Jean-Marie Leblanc nous parle de la situation de Cofidis, mais aussi de celle du vélo en général
Propos recueillis par Philippe Van HolleCOMPIEGNE Lorsque nous sommes arrivés samedi, sur la magnifique Place du Palais Impérial de Compiègne et que nous avons demandé au responsable de presse du Tour de France si Jean-Marie Leblanc était disponible pour une interview, on nous a répondu qu'on pouvait toujours tenter notre chance, mais que le patron du Tour de France était un rien tendu (on le serait à moins !) vu le contexte difficle de ce 102e Paris-Roubaix.

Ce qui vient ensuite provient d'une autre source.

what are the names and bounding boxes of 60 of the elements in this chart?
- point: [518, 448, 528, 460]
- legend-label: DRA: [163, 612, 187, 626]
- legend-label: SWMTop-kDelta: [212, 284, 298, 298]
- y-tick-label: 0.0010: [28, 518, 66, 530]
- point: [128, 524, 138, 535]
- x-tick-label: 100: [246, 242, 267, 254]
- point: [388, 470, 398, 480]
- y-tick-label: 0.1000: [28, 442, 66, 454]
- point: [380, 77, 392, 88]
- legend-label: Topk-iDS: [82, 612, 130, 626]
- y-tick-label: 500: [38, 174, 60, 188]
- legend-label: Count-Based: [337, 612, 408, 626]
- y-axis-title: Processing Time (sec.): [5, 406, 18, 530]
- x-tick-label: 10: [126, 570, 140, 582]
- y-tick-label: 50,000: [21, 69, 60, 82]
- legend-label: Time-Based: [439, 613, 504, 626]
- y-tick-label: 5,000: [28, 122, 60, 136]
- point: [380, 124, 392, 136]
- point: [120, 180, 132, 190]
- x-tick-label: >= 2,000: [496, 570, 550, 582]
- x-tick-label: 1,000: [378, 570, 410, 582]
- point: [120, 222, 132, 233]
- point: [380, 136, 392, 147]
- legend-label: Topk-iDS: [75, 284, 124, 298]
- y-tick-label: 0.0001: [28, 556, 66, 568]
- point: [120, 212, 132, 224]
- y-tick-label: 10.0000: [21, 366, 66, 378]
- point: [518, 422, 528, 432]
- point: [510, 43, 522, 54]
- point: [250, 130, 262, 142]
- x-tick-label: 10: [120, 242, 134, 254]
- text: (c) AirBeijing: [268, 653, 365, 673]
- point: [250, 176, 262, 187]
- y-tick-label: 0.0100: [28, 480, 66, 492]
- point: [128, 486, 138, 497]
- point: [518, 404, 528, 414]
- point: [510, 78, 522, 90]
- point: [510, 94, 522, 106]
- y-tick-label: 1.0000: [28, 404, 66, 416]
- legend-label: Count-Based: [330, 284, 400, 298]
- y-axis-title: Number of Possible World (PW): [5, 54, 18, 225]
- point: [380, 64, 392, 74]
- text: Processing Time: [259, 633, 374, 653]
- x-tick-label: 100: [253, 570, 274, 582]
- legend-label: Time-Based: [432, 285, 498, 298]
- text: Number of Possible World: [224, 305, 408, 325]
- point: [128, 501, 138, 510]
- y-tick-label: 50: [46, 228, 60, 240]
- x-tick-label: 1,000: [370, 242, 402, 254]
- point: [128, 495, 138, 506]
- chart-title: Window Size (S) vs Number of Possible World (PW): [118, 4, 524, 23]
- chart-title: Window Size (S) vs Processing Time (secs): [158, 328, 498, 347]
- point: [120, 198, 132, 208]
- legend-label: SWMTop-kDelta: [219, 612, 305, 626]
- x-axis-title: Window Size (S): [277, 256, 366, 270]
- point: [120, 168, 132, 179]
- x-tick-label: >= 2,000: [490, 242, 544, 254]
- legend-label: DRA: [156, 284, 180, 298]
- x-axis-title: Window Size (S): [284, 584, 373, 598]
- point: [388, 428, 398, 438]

Mais l'homme n'est pas du genre à se défiler même quand la situation est extrême. Avec beaucoup d'amabilité, il nous a donc accordé un (long) moment, au cours duquel, comme d'habitude, il a laissé parler son coeur... et sa raison, avec, toujours, beaucoup d'honnêteté et de spontanéité.
Après le scandale de Festina, en 98, voici celui de Cofidis en 2004. Lorsque vous vous retrouvez chez vous, seul, dans votre fauteuil, n'êtes vous pas tenté de céder au découragement? En clair, n'en avez-vous pas marre de vous décarcasser à longueur d'année pour des coureurs qui finissent régulièrement par vous planter des couteaux dans le dos ?
«Si vous voulez me faire dire que j'en ai assez de ce sport, vous n'y arriverez pas. Je me connais trop bien. Ce dimanche, au km 99, lorsqu'on abordera le premier tronçon pavé, mon coeur recommencera à battre la chamade et mon enthousiasme reviendra. Mais je comprends votre question. Et il est vrai que la succession de ces affaires 98 et 2004 est décourageante. J'aurais effectivement envie de dire que rien n'a changé. Mais, à la réflexion, je me rends compte qu'on a affaire à deux cas de figure différents. Chez Festina, le dopage était institutionnalisé. Chez Cofidis, il s'agit d'un noyau dur, je devrais dire, de petits durs. Comme en 98, il y a une question de dopage, mais cette fois, il y faut ajouter des attitudes de toxicomane.»
De manière générale, où se situe exactement la faute ?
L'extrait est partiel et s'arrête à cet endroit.